I would assume that any dissolved silver sulfate mixed with lead in solution would form lead sulfate and whatever silver and the other ions would do (lead chloride for example would lead (no pun intended) to silver chloride precipitating at the same time). Any precipitated silver sulfate could then dissolve and react with more lead but it would probably be quite slow as any silver sulfate crystal would get a coating of insoluble lead sulfate.

This is purely theoretically though, and nothing I have tried or planning to try.

Göran

 

[Topher_osAUrus]

I would assume that any dissolved silver sulfate mixed with lead in solution would form lead sulfate and whatever silver and the other ions would do (lead chloride for example would lead (no pun intended) to silver chloride precipitating at the same time). Any precipitated silver sulfate could then dissolve and react with more lead but it would probably be quite slow as any silver sulfate crystal would get a coating of insoluble lead sulfate.
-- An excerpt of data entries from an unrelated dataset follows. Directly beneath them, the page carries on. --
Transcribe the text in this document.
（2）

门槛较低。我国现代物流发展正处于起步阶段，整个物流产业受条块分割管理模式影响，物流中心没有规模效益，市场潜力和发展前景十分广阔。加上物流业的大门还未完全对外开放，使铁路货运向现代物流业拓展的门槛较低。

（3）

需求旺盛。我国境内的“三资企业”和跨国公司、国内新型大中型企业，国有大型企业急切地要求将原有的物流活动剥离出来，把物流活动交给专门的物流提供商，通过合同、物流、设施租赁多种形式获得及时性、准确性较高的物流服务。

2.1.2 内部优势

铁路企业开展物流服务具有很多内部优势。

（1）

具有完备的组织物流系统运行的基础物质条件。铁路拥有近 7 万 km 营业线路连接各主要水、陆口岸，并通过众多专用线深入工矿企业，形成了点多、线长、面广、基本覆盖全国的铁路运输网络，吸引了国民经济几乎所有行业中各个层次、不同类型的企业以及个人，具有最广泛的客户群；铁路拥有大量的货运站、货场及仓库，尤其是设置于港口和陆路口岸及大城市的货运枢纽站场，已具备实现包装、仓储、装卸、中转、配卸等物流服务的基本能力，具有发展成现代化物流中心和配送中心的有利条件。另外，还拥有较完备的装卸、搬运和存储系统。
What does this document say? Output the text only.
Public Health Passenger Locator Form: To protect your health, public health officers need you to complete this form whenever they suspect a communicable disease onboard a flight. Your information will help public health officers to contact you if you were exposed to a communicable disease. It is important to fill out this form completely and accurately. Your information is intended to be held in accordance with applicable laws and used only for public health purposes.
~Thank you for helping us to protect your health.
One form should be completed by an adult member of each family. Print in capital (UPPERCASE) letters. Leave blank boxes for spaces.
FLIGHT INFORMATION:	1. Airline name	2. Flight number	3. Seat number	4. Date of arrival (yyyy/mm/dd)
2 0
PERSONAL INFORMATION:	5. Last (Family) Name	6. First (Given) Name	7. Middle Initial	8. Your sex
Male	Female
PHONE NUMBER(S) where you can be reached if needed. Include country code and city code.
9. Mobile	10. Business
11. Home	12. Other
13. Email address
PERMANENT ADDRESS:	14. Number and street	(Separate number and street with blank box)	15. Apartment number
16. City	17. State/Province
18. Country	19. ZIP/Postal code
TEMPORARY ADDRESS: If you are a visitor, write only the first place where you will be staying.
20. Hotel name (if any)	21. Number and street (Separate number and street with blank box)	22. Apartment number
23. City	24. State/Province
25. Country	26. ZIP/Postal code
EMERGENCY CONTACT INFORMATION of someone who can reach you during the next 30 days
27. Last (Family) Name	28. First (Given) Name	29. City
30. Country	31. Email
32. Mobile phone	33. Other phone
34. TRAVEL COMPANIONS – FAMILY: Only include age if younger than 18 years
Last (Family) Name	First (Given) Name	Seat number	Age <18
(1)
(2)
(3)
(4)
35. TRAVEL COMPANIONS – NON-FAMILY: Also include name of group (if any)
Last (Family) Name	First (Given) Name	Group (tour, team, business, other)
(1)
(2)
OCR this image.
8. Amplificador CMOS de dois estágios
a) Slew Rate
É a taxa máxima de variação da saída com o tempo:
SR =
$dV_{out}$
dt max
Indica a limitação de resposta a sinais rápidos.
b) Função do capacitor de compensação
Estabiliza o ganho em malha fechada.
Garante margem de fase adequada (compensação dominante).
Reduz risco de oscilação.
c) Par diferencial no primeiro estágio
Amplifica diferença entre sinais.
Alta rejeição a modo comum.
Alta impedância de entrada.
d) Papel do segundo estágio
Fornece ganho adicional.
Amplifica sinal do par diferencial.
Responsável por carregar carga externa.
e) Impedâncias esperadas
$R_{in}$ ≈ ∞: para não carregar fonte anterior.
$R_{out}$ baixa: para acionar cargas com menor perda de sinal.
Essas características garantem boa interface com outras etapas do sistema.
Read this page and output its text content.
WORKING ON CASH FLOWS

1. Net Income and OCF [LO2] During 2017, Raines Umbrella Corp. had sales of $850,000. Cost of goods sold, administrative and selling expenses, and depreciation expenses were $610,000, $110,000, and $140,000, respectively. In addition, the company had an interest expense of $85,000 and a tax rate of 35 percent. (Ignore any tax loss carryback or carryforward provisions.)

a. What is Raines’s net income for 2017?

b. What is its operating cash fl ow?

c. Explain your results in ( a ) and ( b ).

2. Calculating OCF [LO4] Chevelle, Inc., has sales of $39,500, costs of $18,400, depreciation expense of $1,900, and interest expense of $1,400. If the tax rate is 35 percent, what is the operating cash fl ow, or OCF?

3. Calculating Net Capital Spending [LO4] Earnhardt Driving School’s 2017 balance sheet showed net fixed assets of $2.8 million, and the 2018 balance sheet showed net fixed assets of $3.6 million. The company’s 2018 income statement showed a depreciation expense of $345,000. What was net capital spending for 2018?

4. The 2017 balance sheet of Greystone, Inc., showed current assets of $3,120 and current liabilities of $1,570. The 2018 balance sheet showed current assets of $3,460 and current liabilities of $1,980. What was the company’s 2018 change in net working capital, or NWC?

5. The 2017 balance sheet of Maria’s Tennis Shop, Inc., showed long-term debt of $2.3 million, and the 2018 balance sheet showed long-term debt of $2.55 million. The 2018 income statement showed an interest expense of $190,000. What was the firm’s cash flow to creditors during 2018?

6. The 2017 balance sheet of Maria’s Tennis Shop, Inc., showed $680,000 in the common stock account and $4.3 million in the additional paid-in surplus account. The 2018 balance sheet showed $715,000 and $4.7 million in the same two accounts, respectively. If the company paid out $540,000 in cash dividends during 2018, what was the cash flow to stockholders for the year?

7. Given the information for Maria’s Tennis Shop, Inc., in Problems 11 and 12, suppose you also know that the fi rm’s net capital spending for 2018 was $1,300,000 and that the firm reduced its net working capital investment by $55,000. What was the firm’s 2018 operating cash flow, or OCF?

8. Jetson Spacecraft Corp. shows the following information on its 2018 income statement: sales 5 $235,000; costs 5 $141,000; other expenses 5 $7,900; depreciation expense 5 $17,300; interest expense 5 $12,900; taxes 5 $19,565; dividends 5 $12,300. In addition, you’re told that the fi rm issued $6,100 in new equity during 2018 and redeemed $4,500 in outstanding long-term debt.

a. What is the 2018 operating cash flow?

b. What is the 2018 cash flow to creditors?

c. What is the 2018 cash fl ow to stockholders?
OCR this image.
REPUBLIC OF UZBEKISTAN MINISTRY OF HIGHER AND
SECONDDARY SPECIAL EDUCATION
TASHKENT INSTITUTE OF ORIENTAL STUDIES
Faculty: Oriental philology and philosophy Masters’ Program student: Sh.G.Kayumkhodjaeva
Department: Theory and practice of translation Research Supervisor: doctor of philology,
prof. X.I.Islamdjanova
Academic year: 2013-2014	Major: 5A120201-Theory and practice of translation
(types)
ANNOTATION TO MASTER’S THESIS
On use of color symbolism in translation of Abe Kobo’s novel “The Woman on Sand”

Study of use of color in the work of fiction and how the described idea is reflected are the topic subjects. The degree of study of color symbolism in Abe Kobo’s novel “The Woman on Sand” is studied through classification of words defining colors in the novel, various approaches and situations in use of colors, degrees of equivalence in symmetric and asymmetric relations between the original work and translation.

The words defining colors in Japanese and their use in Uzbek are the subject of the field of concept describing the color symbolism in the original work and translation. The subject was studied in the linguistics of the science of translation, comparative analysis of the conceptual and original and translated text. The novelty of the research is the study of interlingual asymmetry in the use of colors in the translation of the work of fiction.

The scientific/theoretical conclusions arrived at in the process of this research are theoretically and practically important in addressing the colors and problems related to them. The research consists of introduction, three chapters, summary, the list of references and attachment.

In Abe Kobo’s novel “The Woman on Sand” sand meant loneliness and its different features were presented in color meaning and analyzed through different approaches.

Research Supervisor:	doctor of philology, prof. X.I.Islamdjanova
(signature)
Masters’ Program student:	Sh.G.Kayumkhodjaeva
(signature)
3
This is purely theoretically though, and nothing I have tried or planning to try.

Göran

It would have been silver nitrate though, (in his case - but, I do see where you are coming from, and agree [theoretically] completely )

So the sulfuric added to that (hypothetical) silver nitrate and rust and lead nitrate mix. Probably would have made some silver sulfate, lead sulfate, and ferrous sulfate. But would the copperas dissolved in the messy solution be oxidized the ferric sulfate and reduce the silver back to metal... Hmm. :?
I dont know... And I dont think I want to go make a mess just to find out!

 

[goldsilverpro]

What does "tested" gold filled mean??? If it was worn jewelry, every piece would run different, no matter what it is marked.